Africa

Hundreds join end-of-year community work in Rwanda

Effort dedicated to disaster preparedness

James Tasamba   | 29.12.2019
Hundreds join end-of-year community work in Rwanda

KIGALI, Rwanda 

Hundreds of Rwandans took part Saturday in the last nationwide monthly community work of the year. 

Residents braved cold weather and gathered at 8 a.m. local time with spades and hoes for community work commonly called Umuganda.

The gatherings had its lowest turnout in several months, with many in Christmas and New Year celebratory mood.

They dug trenches and cleared water drainages to mitigate effects of natural disasters after heavy rains in December killed a number of people.

Rwanda institutionalized Umuganda in 2009 and it is backed by Rwandan law that states every person, including non-citizens between 18 and 65 years old are supposed to take part.

It takes place on the last Saturday of the month.

Failure to participate with tangible reason can incur a fine of Rwf5,000 or $5.40.

During Umuganda, businesses and offices remain closed from 8 a.m. to 11 a.m. to allow citizens to participate in the cleaning exercise which has earned the Rwandan capital of Kigali the title as the cleanest and green city in Africa.

Though the majority participate, some citizens, especially those in cities where it is harder to keep track, are excused because they are caring for children or ill. But others simply stay away until 11 a.m. when normal business and movements resume.

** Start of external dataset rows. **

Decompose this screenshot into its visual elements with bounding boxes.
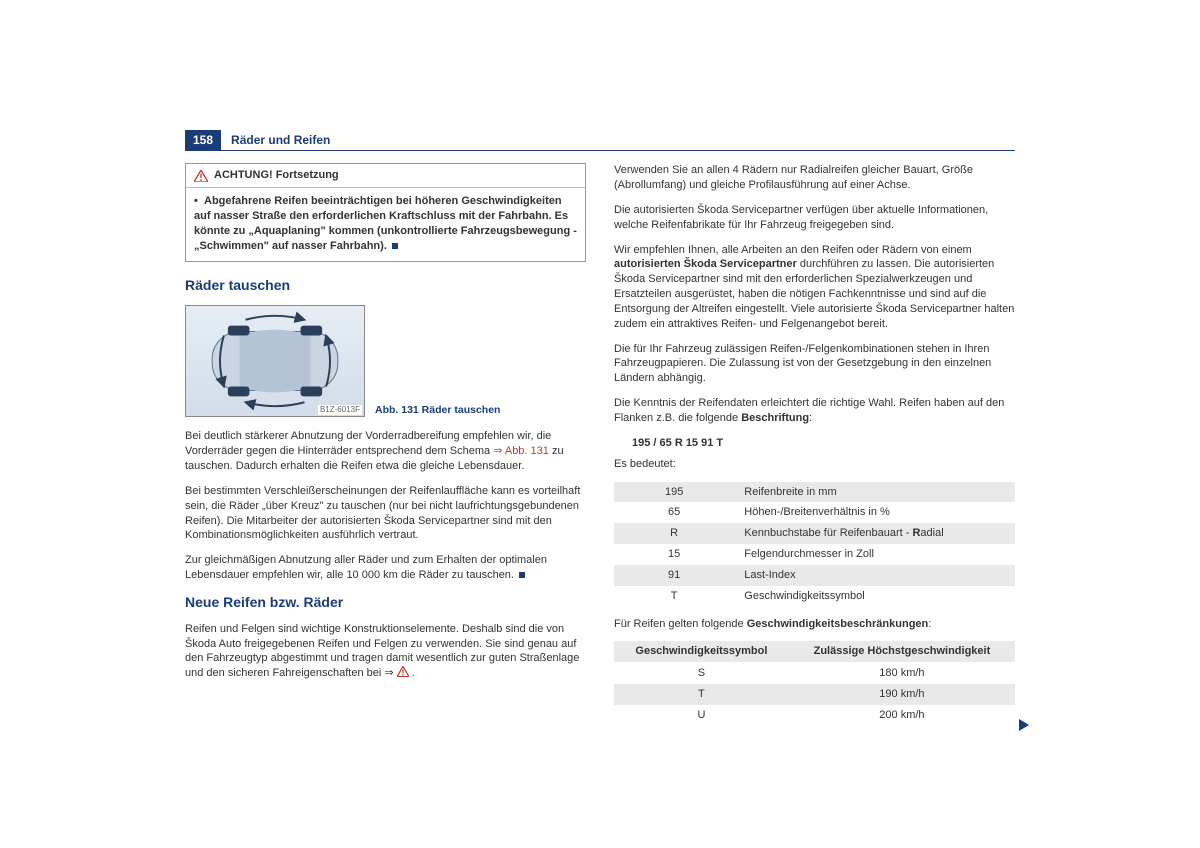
tire-code-table: 195Reifenbreite in mm65Höhen-/Breitenver… (614, 482, 1015, 607)
page-title: Räder und Reifen (231, 132, 330, 150)
page-header: 158 Räder und Reifen (185, 130, 1015, 151)
right-column: Verwenden Sie an allen 4 Rädern nur Radi… (614, 163, 1015, 736)
table-row: T190 km/h (614, 684, 1015, 705)
right-p3: Wir empfehlen Ihnen, alle Arbeiten an de… (614, 243, 1015, 332)
figure-ref-link[interactable]: ⇒ Abb. 131 (493, 445, 549, 457)
right-p2: Die autorisierten Škoda Servicepartner v… (614, 203, 1015, 233)
table-row: TGeschwindigkeitssymbol (614, 586, 1015, 607)
es-bedeutet: Es bedeutet: (614, 457, 1015, 472)
page-content: 158 Räder und Reifen ACHTUNG! Fortsetzun… (185, 130, 1015, 736)
sec1-para3: Zur gleichmäßigen Abnutzung aller Räder … (185, 553, 586, 583)
page-number: 158 (185, 130, 221, 150)
sec2-para1: Reifen und Felgen sind wichtige Konstruk… (185, 622, 586, 681)
table-row: 195Reifenbreite in mm (614, 482, 1015, 503)
warning-body: •Abgefahrene Reifen beeinträchtigen bei … (194, 194, 577, 253)
table-row: S180 km/h (614, 663, 1015, 684)
warning-header: ACHTUNG! Fortsetzung (186, 164, 585, 188)
figure-caption: Abb. 131 Räder tauschen (375, 403, 500, 417)
right-p6: Für Reifen gelten folgende Geschwindigke… (614, 617, 1015, 632)
right-p4: Die für Ihr Fahrzeug zulässigen Reifen-/… (614, 342, 1015, 387)
left-column: ACHTUNG! Fortsetzung •Abgefahrene Reifen… (185, 163, 586, 736)
inline-warning-icon (397, 667, 412, 679)
tire-spec: 195 / 65 R 15 91 T (632, 436, 1015, 451)
end-mark-icon (519, 572, 525, 578)
sec1-para1: Bei deutlich stärkerer Abnutzung der Vor… (185, 429, 586, 474)
figure-code: B1Z-6013F (318, 405, 362, 416)
speed-table-h1: Geschwindigkeitssymbol (614, 641, 789, 662)
table-row: U200 km/h (614, 705, 1015, 726)
end-mark-icon (392, 243, 398, 249)
warning-triangle-icon (194, 170, 208, 182)
figure-image: B1Z-6013F (185, 305, 365, 417)
section-heading-wheels: Räder tauschen (185, 276, 586, 295)
warning-box: ACHTUNG! Fortsetzung •Abgefahrene Reifen… (185, 163, 586, 262)
table-row: 15Felgendurchmesser in Zoll (614, 544, 1015, 565)
right-p1: Verwenden Sie an allen 4 Rädern nur Radi… (614, 163, 1015, 193)
figure-131: B1Z-6013F Abb. 131 Räder tauschen (185, 305, 586, 417)
section-heading-new-tires: Neue Reifen bzw. Räder (185, 593, 586, 612)
speed-table: Geschwindigkeitssymbol Zulässige Höchstg… (614, 641, 1015, 725)
continue-arrow-icon (1019, 719, 1029, 736)
table-row: 65Höhen-/Breitenverhältnis in % (614, 502, 1015, 523)
sec1-para2: Bei bestimmten Verschleißerscheinungen d… (185, 484, 586, 543)
table-row: 91Last-Index (614, 565, 1015, 586)
warning-heading-text: ACHTUNG! Fortsetzung (214, 168, 339, 183)
speed-table-h2: Zulässige Höchstgeschwindigkeit (789, 641, 1015, 662)
right-p5: Die Kenntnis der Reifendaten erleichtert… (614, 396, 1015, 426)
table-row: RKennbuchstabe für Reifenbauart - Radial (614, 523, 1015, 544)
two-column-layout: ACHTUNG! Fortsetzung •Abgefahrene Reifen… (185, 163, 1015, 736)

This community work Saturday was dedicated to environment conservation and disaster preparedness activities.

Water trenches were dug along feeder roads and on hilly slopes.

There was also construction of terraces to prevent soil erosion as well as construction of houses for persons evacuated from areas regarded as high risk zones around in Kigali and other areas.

Floods triggered by heavy rains last Wednesday killed at least 12 people and destroyed more than 100 homes.

The government recently evacuated 3,600 citizens from wetlands in Kigali and hilly high risk areas countryside. But the evacuations left many homeless.

The government gave evictees money to rent houses in designated settlements for three months but some decided to spend nights outside in apparent protest.

Some refused to move from their former homes that were demolished by law enforcement.

Heavy rains also washed away vehicles parked in garages in parts of Kigali.

Main access roads in Kigali, including Kimisagara-Nyabugogo, City Center-Kanogo-Kimihurura and others were blocked by floods.

The Minister of Local Government Anastase Shyaka said:

“This [Saturday] Umuganda focuses on addressing and preventing disasters in districts which were affected. Activities include construction of houses and toilets for the vulnerable, rehabilitating schools, roads and working on water trenches, bridges and filling potholes."

In Musanze and Gasabo districts, residents joined leaders on hilly slopes to construct terraces to prevent soil erosion.

In Nyagatare and Rwamagana districts, citizens focused on rehabilitating facilities destroyed by rains and constructed homes for the vulnerable and residents evacuated from high risk zones.

For citizens, community work does not only address the problem of natural disasters but also improve greenness and beauty of the community, especially after clearing bushy hills used as hiding ground for thugs and drug addicts.

“We used to have thugs hide in the bushes around hills in our area which made certain places impassable at night because of the risks of being mugged, robbed or even killed at times," 69-year-old Gerald Rutagarama, a resident of Rusororo, in Gasabo district told Anadolu Agency.

Rutagarama is one of the hundreds of residents who picked up hoes to clear one hectare on Rusororo hills where there are plans to plant more than 4,000 fruit trees to replace the bushes.

Jean Marie Vianney Uwihoreye, Gasabo area agronomist, said such special Umuganda focused on environmental protection on 10 hectares, have several values to the community.

"We will have solved the problem of soil erosion and landslides, creating an opportunity of growing fruits to improve feeding, but also add green beautification to the hills,” said Uwihoreye.

On each of the hectares local officials say they will plant mangoes and oranges trees which will be sold at cheaper prices to the community after harvesting.

“The proceeds will be used to support the vulnerable and poor communities in the sector, as part of a sustainable plan,” Uwihoreye added.

Umuganda, remains one of Rwanda’s tradition of community work and one of its homegrown solutions that continues to impact the lives of many Rwandans and significantly contribute to national development.

Official statistics show that voluntary activities save the country at least Rwf20 billion annually, through Umuganda.

However, last year the Senate recommended a review of the Umuganda policy especially on fines, recommending the policy focuses on encouraging citizen participation.